Ossory has asked for the wisdom of the Perl Monks concerning the following question:

Hello, monks.

I am not sure if my problem can be helped at all and if it really belongs here, but I am rapidly losing hope, so here goes:

I have a certain Perl application, that accesses a MySQL database on a regular basis (say, about once per second). To interact with a database, I am using "Mysql" (the one that is imported using use Mysql and you connect using $handle = Mysql->Connect(blah... )) module. Note, that I cannot use DBI. I could probably port the whole thing so that it would use DBI, if I was absolutely sure, that the problem would be solved this way.

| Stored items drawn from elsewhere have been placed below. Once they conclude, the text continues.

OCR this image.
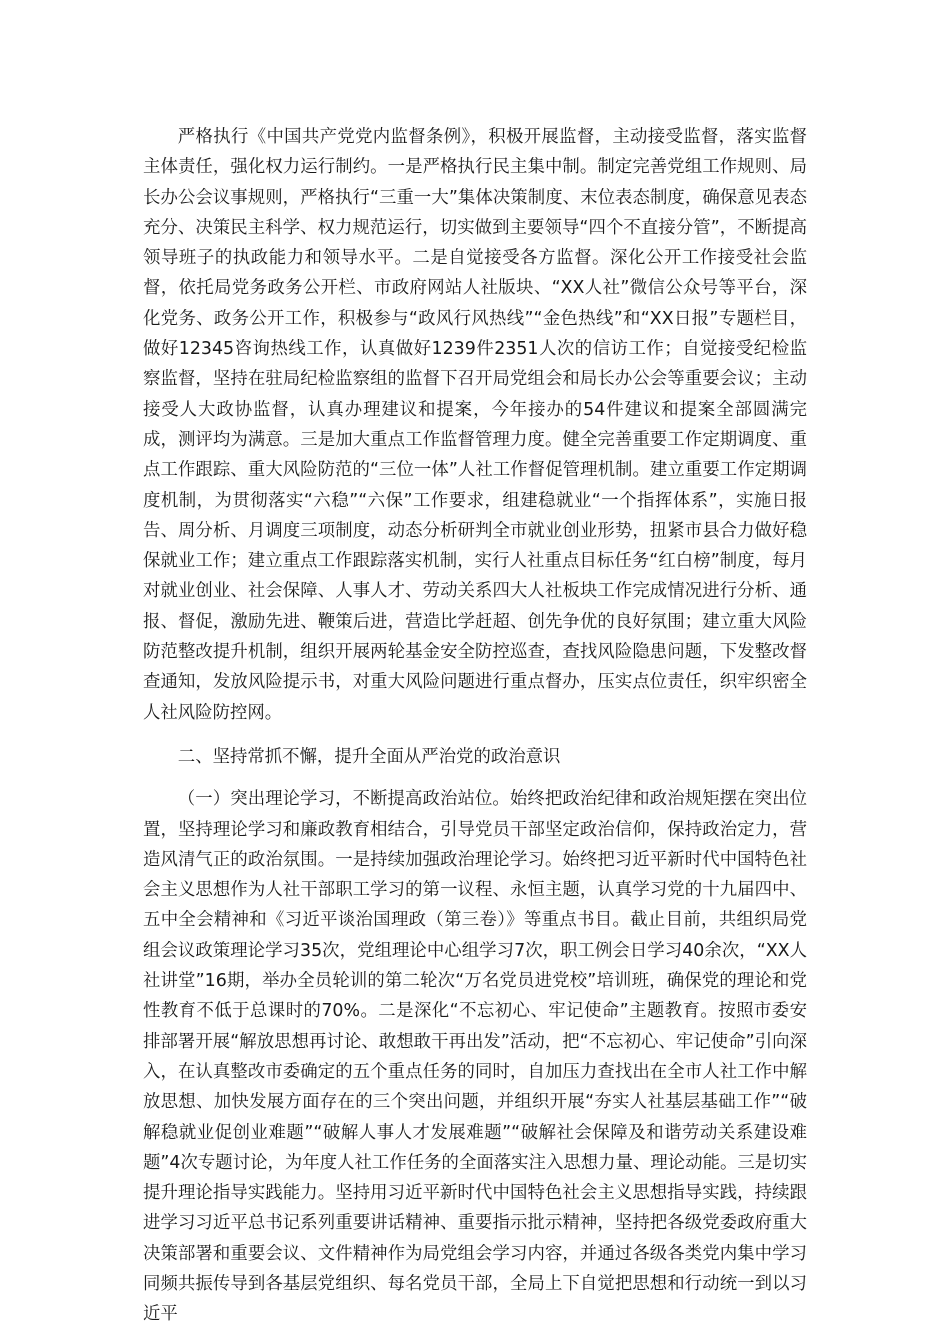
严格执行《中国共产党党内监督条例》，积极开展监督，主动接受监督，落实监督主体责任，强化权力运行制约。一是严格执行民主集中制。制定完善党组工作规则、局长办公会议事规则，严格执行“三重一大”集体决策制度、末位表态制度，确保意见表态充分、决策民主科学、权力规范运行，切实做到主要领导“四个不直接分管”，不断提高领导班子的执政能力和领导水平。二是自觉接受各方监督。深化公开工作接受社会监督，依托局党务政务公开栏、市政府网站人社版块、“XX人社”微信公众号等平台，深化党务、政务公开工作，积极参与“政风行风热线”“金色热线”和“XX日报”专题栏目，做好12345咨询热线工作，认真做好1239件2351人次的信访工作；自觉接受纪检监察监督，坚持在驻局纪检监察组的监督下召开局党组会和局长办公会等重要会议；主动接受人大政协监督，认真办理建议和提案，今年接办的54件建议和提案全部圆满完成，测评均为满意。三是加大重点工作监督管理力度。健全完善重要工作定期调度、重点工作跟踪、重大风险防范的“三位一体”人社工作督促管理机制。建立重要工作定期调度机制，为贯彻落实“六稳”“六保”工作要求，组建稳就业“一个指挥体系”，实施日报告、周分析、月调度三项制度，动态分析研判全市就业创业形势，扭紧市县合力做好稳保就业工作；建立重点工作跟踪落实机制，实行人社重点目标任务“红白榜”制度，每月对就业创业、社会保障、人事人才、劳动关系四大人社板块工作完成情况进行分析、通报、督促，激励先进、鞭策后进，营造比学赶超、创先争优的良好氛围；建立重大风险防范整改提升机制，组织开展两轮基金安全防控巡查，查找风险隐患问题，下发整改督查通知，发放风险提示书，对重大风险问题进行重点督办，压实点位责任，织牢织密全人社风险防控网。

二、坚持常抓不懈，提升全面从严治党的政治意识

（一）突出理论学习，不断提高政治站位。始终把政治纪律和政治规矩摆在突出位置，坚持理论学习和廉政教育相结合，引导党员干部坚定政治信仰，保持政治定力，营造风清气正的政治氛围。一是持续加强政治理论学习。始终把习近平新时代中国特色社会主义思想作为人社干部职工学习的第一议程、永恒主题，认真学习党的十九届四中、五中全会精神和《习近平谈治国理政（第三卷）》等重点书目。截止目前，共组织局党组会议政策理论学习35次，党组理论中心组学习7次，职工例会日学习40余次，“XX人社讲堂”16期，举办全员轮训的第二轮次“万名党员进党校”培训班，确保党的理论和党性教育不低于总课时的70%。二是深化“不忘初心、牢记使命”主题教育。按照市委安排部署开展“解放思想再讨论、敢想敢干再出发”活动，把“不忘初心、牢记使命”引向深入，在认真整改市委确定的五个重点任务的同时，自加压力查找出在全市人社工作中解放思想、加快发展方面存在的三个突出问题，并组织开展“夯实人社基层基础工作”“破解稳就业促创业难题”“破解人事人才发展难题”“破解社会保障及和谐劳动关系建设难题”4次专题讨论，为年度人社工作任务的全面落实注入思想力量、理论动能。三是切实提升理论指导实践能力。坚持用习近平新时代中国特色社会主义思想指导实践，持续跟进学习习近平总书记系列重要讲话精神、重要指示批示精神，坚持把各级党委政府重大决策部署和重要会议、文件精神作为局党组会学习内容，并通过各级各类党内集中学习同频共振传导到各基层党组织、每名党员干部，全局上下自觉把思想和行动统一到以习近平
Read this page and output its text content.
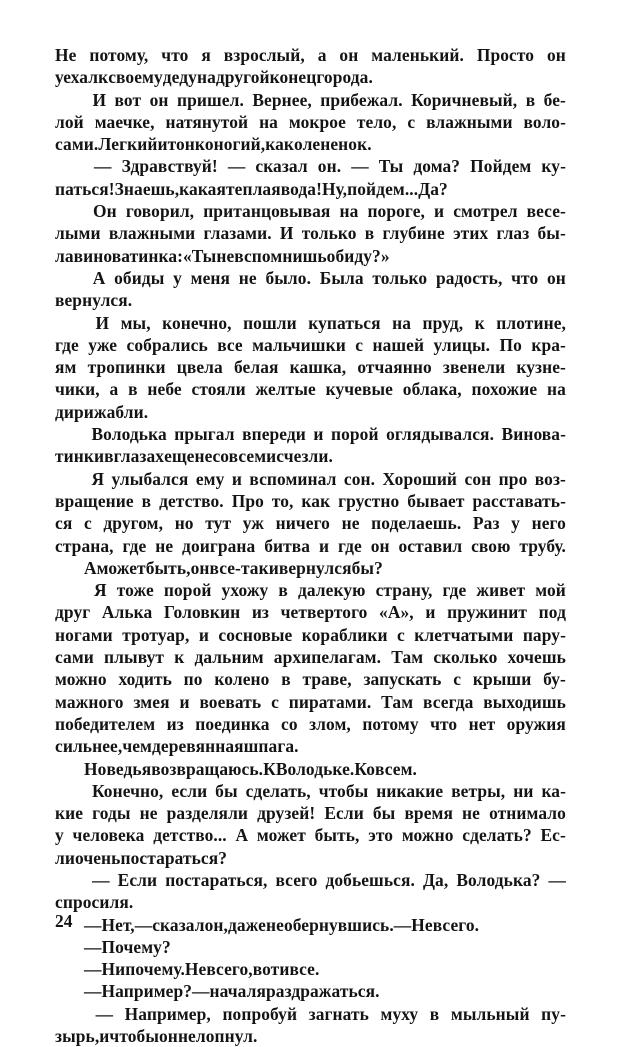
Не потому, что я взрослый, а он маленький. Просто он
уехал к своему деду на другой конец города.
И вот он пришел. Вернее, прибежал. Коричневый, в бе-
лой маечке, натянутой на мокрое тело, с влажными воло-
сами. Легкий и тонконогий, как олененок.
— Здравствуй! — сказал он. — Ты дома? Пойдем ку-
паться! Знаешь, какая теплая вода! Ну, пойдем... Да?
Он говорил, пританцовывая на пороге, и смотрел весе-
лыми влажными глазами. И только в глубине этих глаз бы-
ла виноватинка: «Ты не вспомнишь обиду?»
А обиды у меня не было. Была только радость, что он
вернулся.
И мы, конечно, пошли купаться на пруд, к плотине,
где уже собрались все мальчишки с нашей улицы. По кра-
ям тропинки цвела белая кашка, отчаянно звенели кузне-
чики, а в небе стояли желтые кучевые облака, похожие на
дирижабли.
Володька прыгал впереди и порой оглядывался. Винова-
тинки в глазах еще не совсем исчезли.
Я улыбался ему и вспоминал сон. Хороший сон про воз-
вращение в детство. Про то, как грустно бывает расставать-
ся с другом, но тут уж ничего не поделаешь. Раз у него
страна, где не доиграна битва и где он оставил свою трубу.
А может быть, он все-таки вернулся бы?
Я тоже порой ухожу в далекую страну, где живет мой
друг Алька Головкин из четвертого «А», и пружинит под
ногами тротуар, и сосновые кораблики с клетчатыми пару-
сами плывут к дальним архипелагам. Там сколько хочешь
можно ходить по колено в траве, запускать с крыши бу-
мажного змея и воевать с пиратами. Там всегда выходишь
победителем из поединка со злом, потому что нет оружия
сильнее, чем деревянная шпага.
Но ведь я возвращаюсь. К Володьке. Ко всем.
Конечно, если бы сделать, чтобы никакие ветры, ни ка-
кие годы не разделяли друзей! Если бы время не отнимало
у человека детство... А может быть, это можно сделать? Ес-
ли очень постараться?
— Если постараться, всего добьешься. Да, Володька? —
спросил я.
— Нет, — сказал он, даже не обернувшись. — Не всего.
— Почему?
— Нипочему. Не всего, вот и все.
— Например? — начал я раздражаться.
— Например, попробуй загнать муху в мыльный пу-
зырь, и чтобы он не лопнул.
24
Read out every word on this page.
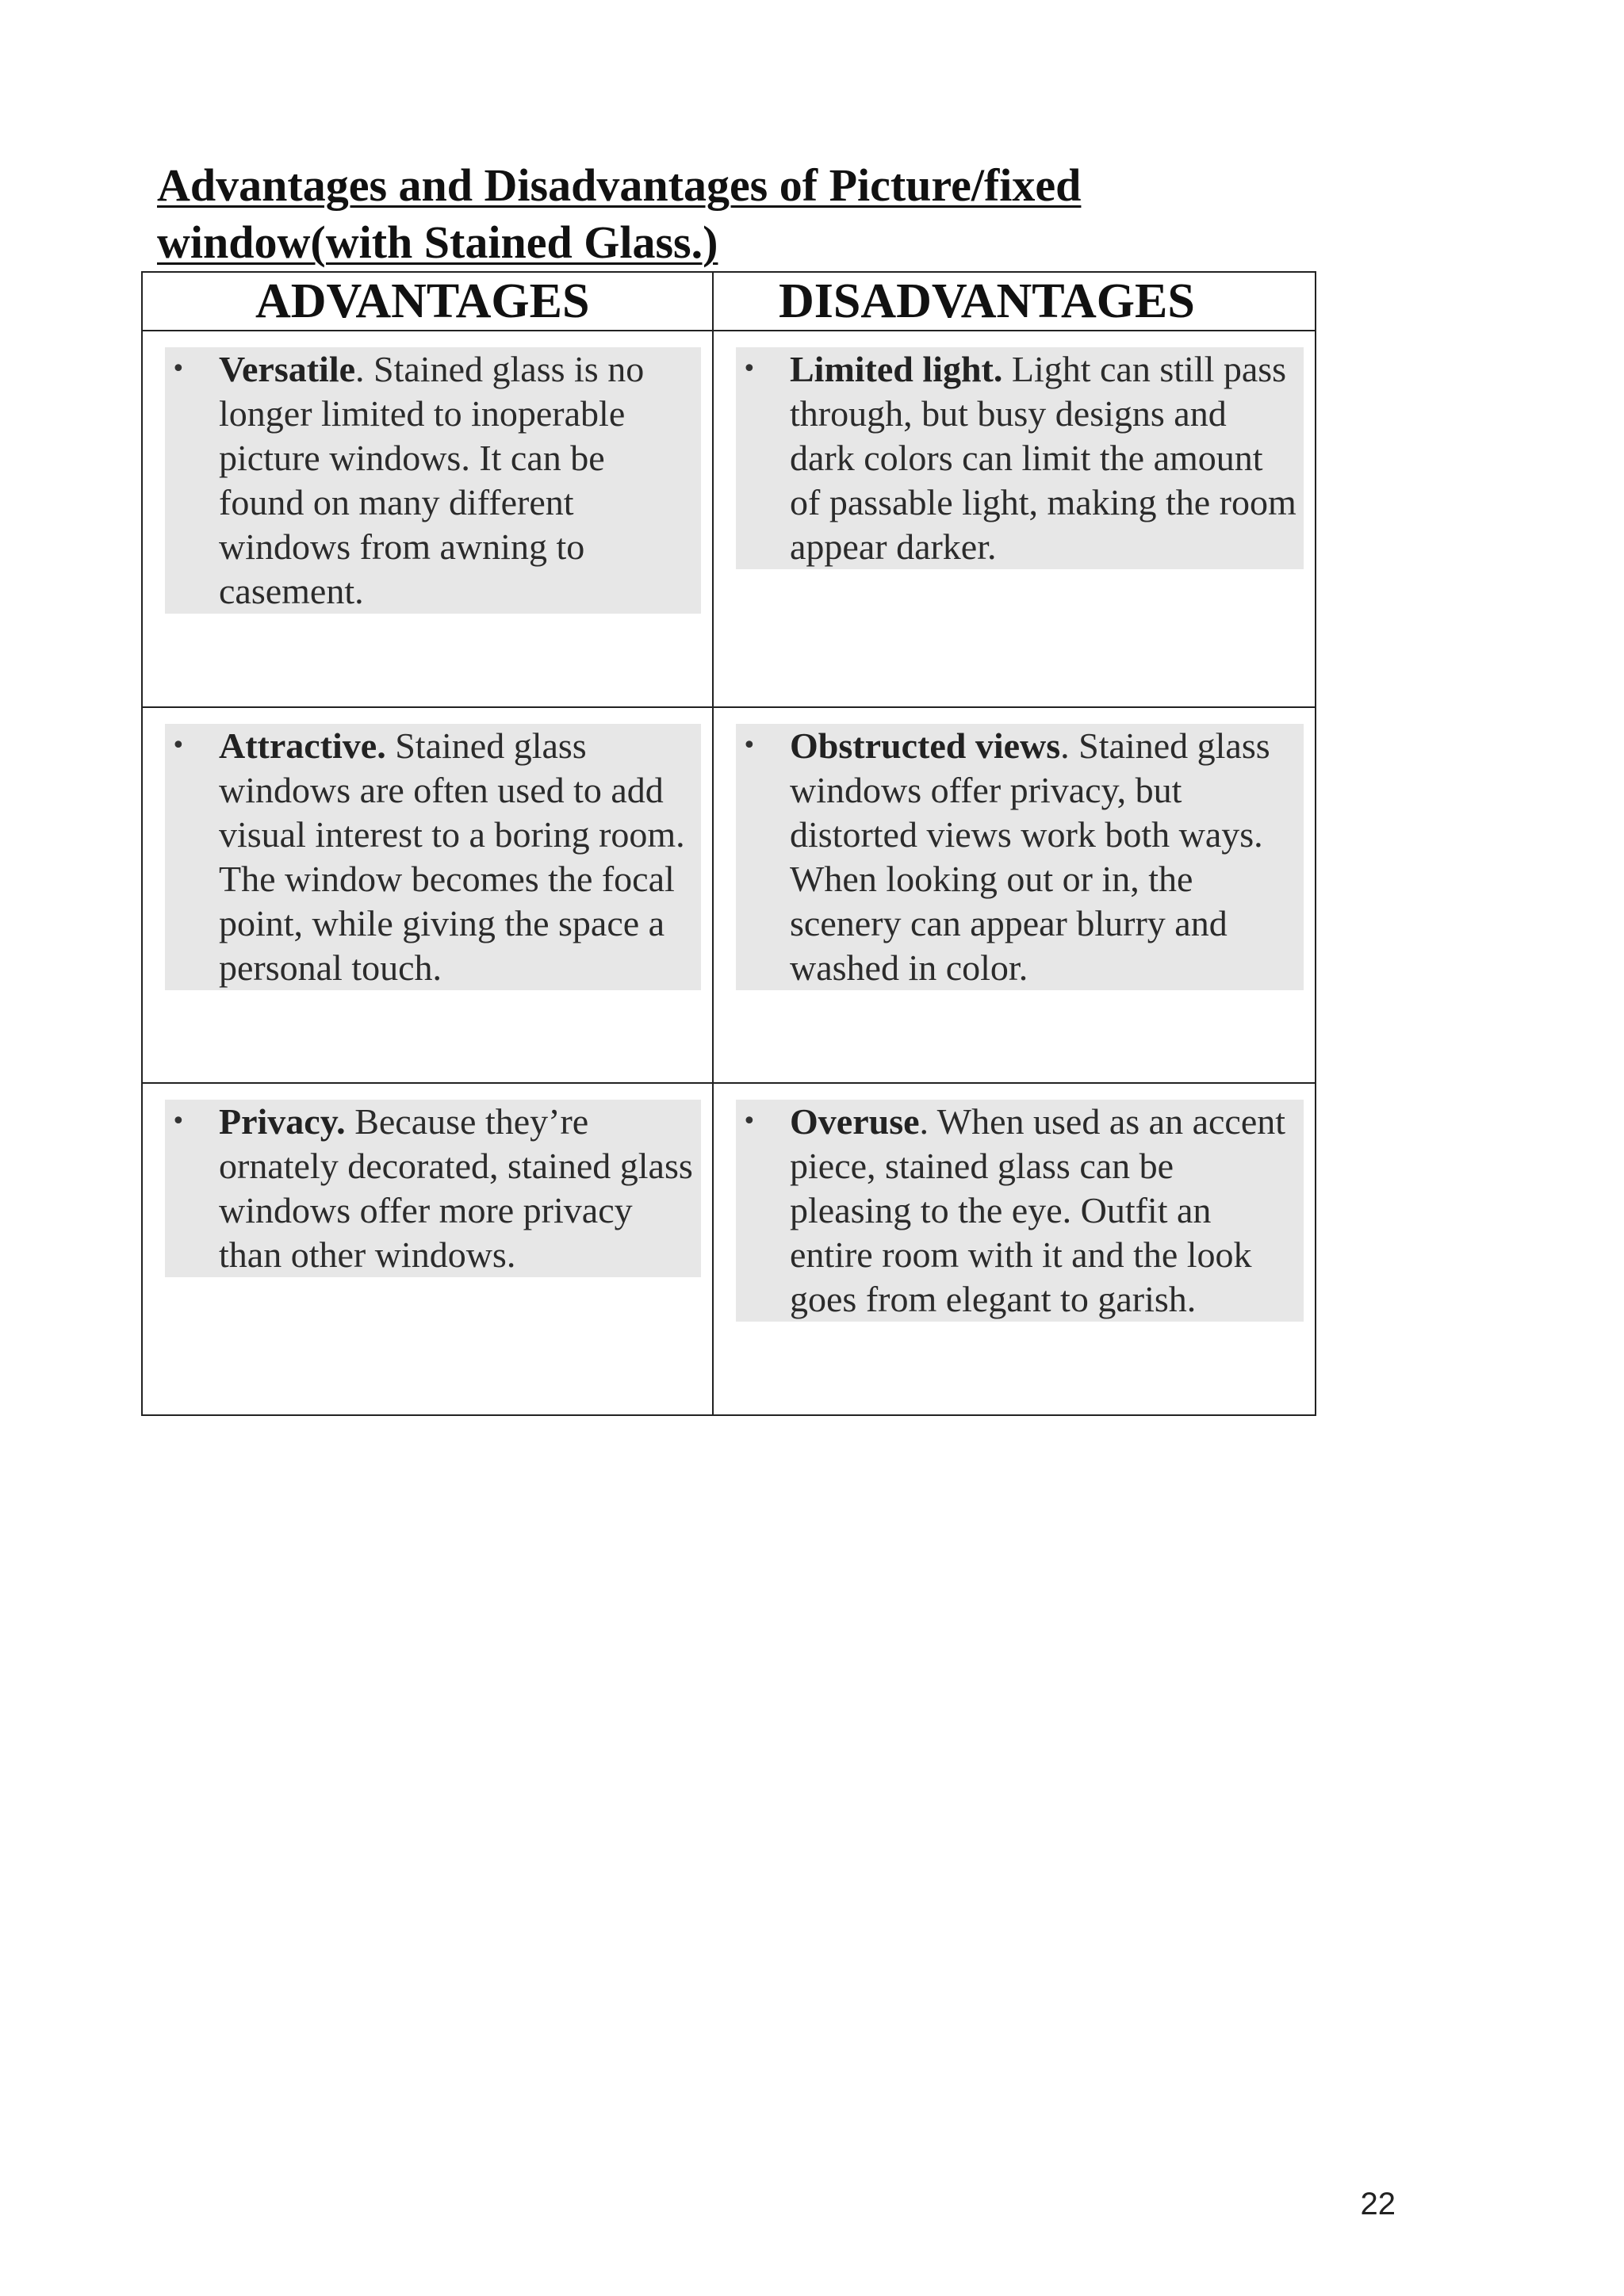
Advantages and Disadvantages of Picture/fixed window(with Stained Glass.)
ADVANTAGES	DISADVANTAGES

• Versatile. Stained glass is no longer limited to inoperable picture windows. It can be found on many different windows from awning to casement.	• Limited light. Light can still pass through, but busy designs and dark colors can limit the amount of passable light, making the room appear darker.

• Attractive. Stained glass windows are often used to add visual interest to a boring room. The window becomes the focal point, while giving the space a personal touch.	• Obstructed views. Stained glass windows offer privacy, but distorted views work both ways. When looking out or in, the scenery can appear blurry and washed in color.

• Privacy. Because they’re ornately decorated, stained glass windows offer more privacy than other windows.	• Overuse. When used as an accent piece, stained glass can be pleasing to the eye. Outfit an entire room with it and the look goes from elegant to garish.
22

Now, auto-reconnect is enabled by default. So, basically, when (IF) the remote MySQL daemon stops or something similar happens, the program starts spewing out "MySQL server has gone away" messages (which is perfectly normal and is intended behaviour in such cases - these errors are caught and dealt with so no data is lost). Now, WHEN MySQL comes back, the connection automatically reestablishes and and the program gets on with whatever it is intended to do. This behaviour is not explicitly coded - I believe, it is done automatically by the perl MySQL interface. Now this is not the problem.

The problem is as follows. This program has to be run on certain hardware. This hardware has an unsolved defect - due to a bug in a kernel module, that governs the network interface, the network interface sometimes "hangs". It remains in this state for about a second or two, then it resets and resumes operation. The thing is, that when it happens, the MySQL connection dies (it starts giving "Server gone away" errors). Now, this would be reasonable, the interface is hung. When the interface resets, however, the connection does NOT come back up (it still gives "Server gone away" errors) and makes no attempt to reconnect. If I do a if ($handle) {blah.. } on a handle, the expression in the parens evaluates to true, which, I think, means, that the connection thinks, that it is in "operating" state, and so it makes no attempt to reestablish itself. Now, if it would evaluate to false, I could use this condition to manually reestablish the connection by making a "Mysql->Connect" call. When the program becomes trapped in this "no-network" state (with network, actually, present), all I can do is restart it manually (or through some watchdog script), but this, of course, is not the best solution.

Naturally, I could catch the Mysql error using the error code returned (to isolate the "Server has gone away" error from the other possible errors) and try to reestablish it every time such an error happens, but this can not be done due to various reasons.

Sorry if my explanations make little or no sense to you. Hope someone can at least tell me what to try next.

Replies are listed 'Best First'.
Re: Mysql auto-reconnect doesn't kick in on network interface crash.
by Anonymous Monk on Feb 04, 2009 at 09:13 UTC
    which, I think, means, that the connection thinks, that it is in "operating" state, and so it makes no attempt to reestablish itself
    Find out fo sho. You could try checking auto_reconnects_failed/auto_reconnects_ok.

    but this can not be done due to various reasons.
    Do it anyway :)

      Thanks for the advices, I will look into auto_reconnects_failed/auto_reconnects_ok

      Do it anyway :)
      Well, this is not possible and here's why: the application in question is reading from a fifo. Another app writes into that fifo in nonblocking mode at a very high rate. Attempting to restore the connection from scratch takes quite some time and there is a good chance, that the fifo will overflow, so some data will be dropped from it. Sometimes, it happens that MySQL server, indeed, "goes away" - gets taken down for backup etc etc. So I cannot really attempt to restore the connection every single time the query fails because "The server has gone away". My aim is to isolate the problem, that I described in my original post so I can deal with it in its own way, and leave everything else intact.

        I think you're approaching the problem the wrong way. Either you're not bothered by the events that gets lost when the server legitimately "goes away", or you are.

        If the record are that precious, you should have some kind of a caching mechanism on your side that will read from the fifo and store the records until you can send them to the Mysql server. It could be a simple thread that stores stuff into one end of the array, while your thread takes them out from the other end.

        Otherwise, don't sweat the time you lose trying to reconnect to a server that has legitimately gone away - if you can't store the stuff you're not sending to the server, the events sent while the server is down are lost, anyway.